A few years ago whilst living back home I went to an indoor market. This place became my safety net for some time. I would wander round and pick up records for about £2 each, and hold them tightly on the bus journey home. I remember finally finding a Leonard Cohen record for £3 and I felt like I had won the lottery. I had the same feeling when I found Transformer by Lou Reed for the same price.These are the times where you feel like the luckiest person in the world and nothing can touch you.

At university in either my second or third year, I remember sitting in the film theatre watching the I’m Your Man film. Again, I was in awe. Leonard was…is…was one of those souls that you are constantly in awe of. His majestic and vivid way with words have been engraved upon my heart from a very young age. My mum had a few records she would play when I was younger and I couldn’t sleep. Leonard was one of them. As an adult, he’s been one of the few I have turned to when I just couldn’t cope. I’m constantly stuck in this horrific low mood that bears a burden to me and all around me, and when I play certain songs and I zone out-all is better. Leonard was one of the few who got me to switch off and zone out. What am I meant to do without him? Songs From A Room was the record I bought for £3, and it’s been my secure source of comfort and a friend for when I feel completely and utterly alone. I still have the music, we all have the music. But the physical form of the friend has gone. Oh Leonard. What are we to do without you.

His words and his music taught me more than any teacher could. I didn’t care for long division or the square root of something. I cared about Marianne and Suzanne. I was taught the biggest and most powerful thing of all from Leonard- love. The dark, brutal, raw side of love. The kind that keeps you alive. He taught me how to accept it and give it. I like to think I’ve finally got there. But now what? What do we do without you, Leonard? This morning when I woke up and found out, I clung to my pillow and cried. I cried like a baby. Maybe I am foolish for missing and grieving over someone I never met but I really do not care. This man has been my life, this man has saved my life even when I didn’t want it to be saved. His words healed and now they break me but I know they’ll heal one day when it eases that he is no longer here.
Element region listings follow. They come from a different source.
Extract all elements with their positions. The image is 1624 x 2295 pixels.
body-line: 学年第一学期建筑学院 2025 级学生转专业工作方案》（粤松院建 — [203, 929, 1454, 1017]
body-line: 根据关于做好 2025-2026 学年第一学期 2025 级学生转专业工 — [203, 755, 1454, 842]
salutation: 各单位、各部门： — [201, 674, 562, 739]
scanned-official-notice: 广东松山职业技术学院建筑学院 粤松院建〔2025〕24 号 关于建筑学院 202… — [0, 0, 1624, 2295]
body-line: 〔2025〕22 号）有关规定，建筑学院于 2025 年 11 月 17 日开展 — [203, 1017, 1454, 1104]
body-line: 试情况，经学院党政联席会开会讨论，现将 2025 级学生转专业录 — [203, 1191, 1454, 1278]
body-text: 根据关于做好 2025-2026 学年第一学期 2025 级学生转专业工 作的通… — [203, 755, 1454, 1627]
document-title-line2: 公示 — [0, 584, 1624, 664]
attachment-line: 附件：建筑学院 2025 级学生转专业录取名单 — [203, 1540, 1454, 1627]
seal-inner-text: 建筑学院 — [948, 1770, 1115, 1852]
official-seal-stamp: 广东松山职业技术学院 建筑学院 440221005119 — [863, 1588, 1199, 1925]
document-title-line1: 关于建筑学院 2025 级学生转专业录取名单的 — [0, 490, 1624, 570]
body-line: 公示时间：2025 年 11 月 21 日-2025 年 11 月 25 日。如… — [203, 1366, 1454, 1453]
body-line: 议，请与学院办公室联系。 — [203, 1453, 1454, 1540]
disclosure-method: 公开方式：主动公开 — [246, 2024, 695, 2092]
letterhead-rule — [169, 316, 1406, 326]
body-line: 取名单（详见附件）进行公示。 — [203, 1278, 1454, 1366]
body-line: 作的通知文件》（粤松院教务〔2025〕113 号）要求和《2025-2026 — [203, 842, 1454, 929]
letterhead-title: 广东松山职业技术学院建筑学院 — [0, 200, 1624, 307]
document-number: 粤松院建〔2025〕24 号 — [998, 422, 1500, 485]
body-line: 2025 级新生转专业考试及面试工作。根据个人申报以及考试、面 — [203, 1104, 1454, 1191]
Love Calls You By Your Name has always ALWAYS been the song I went to when I just didn’t know what to do. I don’t know what to do now, so I guess I’ll have to find some form of strength to listen to his music, to this song and somehow get through. I had a few of his poetry books and for so long they lived next to my bed. Over the past few years I’ve had trouble sleeping (or turning my brain off) and I used to wake up in the middle of the night, unsure of what to do. I’d sit up, reach for one of his books and read. Read until all felt okay. Read until I felt like I could shut my eyes and drift off. Now when I close my eyes, I just see Leonard. I just see him with his tilted hat and a smirk. My idol, my king, my world. As he goes into another world, a world safer than the one he has left behind.

Like anyone who idolised him, I feel like I’ve lost a relative. I feel like I’ve lost my guide and my friend. When your hero goes, a part of you goes with them. Which part goes? Which part stays? Right now, I feel like that toddler who cannot sleep who just wishes to be in their mother’s arms with Leonard playing as I slowly fall asleep. Care free, aged three. That’s when it is all okay. Now I’m one day away from 30 and I have no idea what to do. Oh Leonard, what are we to do without you.

Your heroes teach you to be brave, to ask questions, to be yourself and to always do what feels right. But they do not tell you what to do when they go. That’s something we need to figure out on our own. I wish Lou Reed was still here, I wish Leonard was still here. I wish, I wish, I wish. Leonard’s music and his poetry has been with me for as long as I can remember, and that’s what we cling to now. We let go of the physical side and cling to what they have left us with.

Leonard said he was ready to go, but I wasn’t and won’t ever be ready to let him go.